Un autre journaliste local du même journal La Liberté, Daniel Bahuaud, m'a lui aussi contactée et consacré un article qui ensuite est passé dans plusieurs journaux de Winnipeg (Voir le lien ICI).
 


 
J'ai lu plusieurs thèses, dont celle de Jacqueline Colleu, historienne et professeur d'histoire à l'Université de Nantes (La migration des vendéens vers le Canada, 1889 - 1914).
 
Je me suis procurée de nombreux ouvrages avec des photos de villages au début du XXème siècle qui m'ont permis d'appréhender la vie des collectivités locales, l'histoire, la religion, la francophonie, tant de thèmes que j'aborde dans cet ouvrage. Et puis je suis parvenue à entrer en contact avec des manitobains qui m'ont énormément aidée dans ce travail d'écriture. Je ne les remercierai jamais assez.
 


Jacqueline Blay, historienne et auteure elle-même d'ouvrages sur l'histoire du Manitoba depuis sa création jusqu'à nos jours. Elle m'a entièrement relue et... énormément corrigée ! Mais heureusement qu'elle était là, car j'aurais fait de grossières erreurs, pas visibles forcément par le lecteur français, mais bien entendu par les lecteurs canadiens.
 

Monseigneur Roger Bazin, prêtre maintenant à la retraite, ainsi que sa sœur Lucienne, ayant tous deux des origines vendéennes furent très heureux de m'apporter leur aide par une relecture là-aussi pointue et des conseils sur les anecdotes et vocabulaires adoptés par les habitants du village de Saint-Claude (où se situe l'histoire).
 

Car le parler du Manitoba français, en ce début du XXème siècle, n'était pas celui du Québec. Et Saint-Claude était un village créé par une communauté religieuse originaire du village éponyme dans le Jura, ayant entraîné derrière elle de nombreuses familles. Par la suite, d'autres familles françaises ont immigré : de Bretagne, du Poitou, ainsi que des francophones du Québec. Le parler, de ce fait, était métissé.


 
Cette partie-là de l'écriture fut la plus compliquée car Jacqueline Blay avait souligné l'importance de "colorer" mes textes avec du vocabulaire local.
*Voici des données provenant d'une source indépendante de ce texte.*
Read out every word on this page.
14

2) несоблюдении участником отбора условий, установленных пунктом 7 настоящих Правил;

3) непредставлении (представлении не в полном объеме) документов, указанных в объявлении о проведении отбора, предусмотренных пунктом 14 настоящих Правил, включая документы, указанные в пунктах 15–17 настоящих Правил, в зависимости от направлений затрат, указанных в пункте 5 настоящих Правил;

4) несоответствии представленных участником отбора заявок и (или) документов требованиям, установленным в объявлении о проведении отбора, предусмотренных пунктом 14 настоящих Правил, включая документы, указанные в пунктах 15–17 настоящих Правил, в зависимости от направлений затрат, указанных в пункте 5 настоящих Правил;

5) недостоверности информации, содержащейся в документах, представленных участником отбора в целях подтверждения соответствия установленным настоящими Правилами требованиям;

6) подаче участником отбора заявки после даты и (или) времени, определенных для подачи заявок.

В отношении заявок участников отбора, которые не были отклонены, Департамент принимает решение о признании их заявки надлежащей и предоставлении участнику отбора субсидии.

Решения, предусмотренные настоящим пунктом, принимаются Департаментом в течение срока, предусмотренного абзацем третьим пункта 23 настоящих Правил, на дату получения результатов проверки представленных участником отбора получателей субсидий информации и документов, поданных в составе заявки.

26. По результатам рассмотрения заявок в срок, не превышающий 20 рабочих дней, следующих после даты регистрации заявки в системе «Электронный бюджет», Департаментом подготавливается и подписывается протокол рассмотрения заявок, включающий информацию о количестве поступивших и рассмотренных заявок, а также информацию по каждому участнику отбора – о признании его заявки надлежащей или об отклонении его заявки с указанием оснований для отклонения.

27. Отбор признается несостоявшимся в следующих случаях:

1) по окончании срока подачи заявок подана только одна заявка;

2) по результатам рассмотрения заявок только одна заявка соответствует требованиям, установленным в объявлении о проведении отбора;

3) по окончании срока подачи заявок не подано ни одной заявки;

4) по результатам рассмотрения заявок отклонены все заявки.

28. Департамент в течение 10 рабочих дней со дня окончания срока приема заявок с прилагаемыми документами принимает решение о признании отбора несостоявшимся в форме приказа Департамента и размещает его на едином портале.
J'ai donc emprunté certains mots et expressions à un dictionnaire du parler populaire canadien-français.

 

L'aventure se termine donc avec le troisième tome, comme je disais plus haut, mais c'est maintenant le début d'une autre qui va m'entraîner vers une autre histoire....
 

Mais pour cela il faudra encore attendre quelques mois.
 

INFOS PRATIQUES

  1. Les Violons du Marais
  2. Les Violons de la Rivière-Rouge
  3. Et que vibrent les Violons

 
      Aux Editions Mines de Rien à Ussac.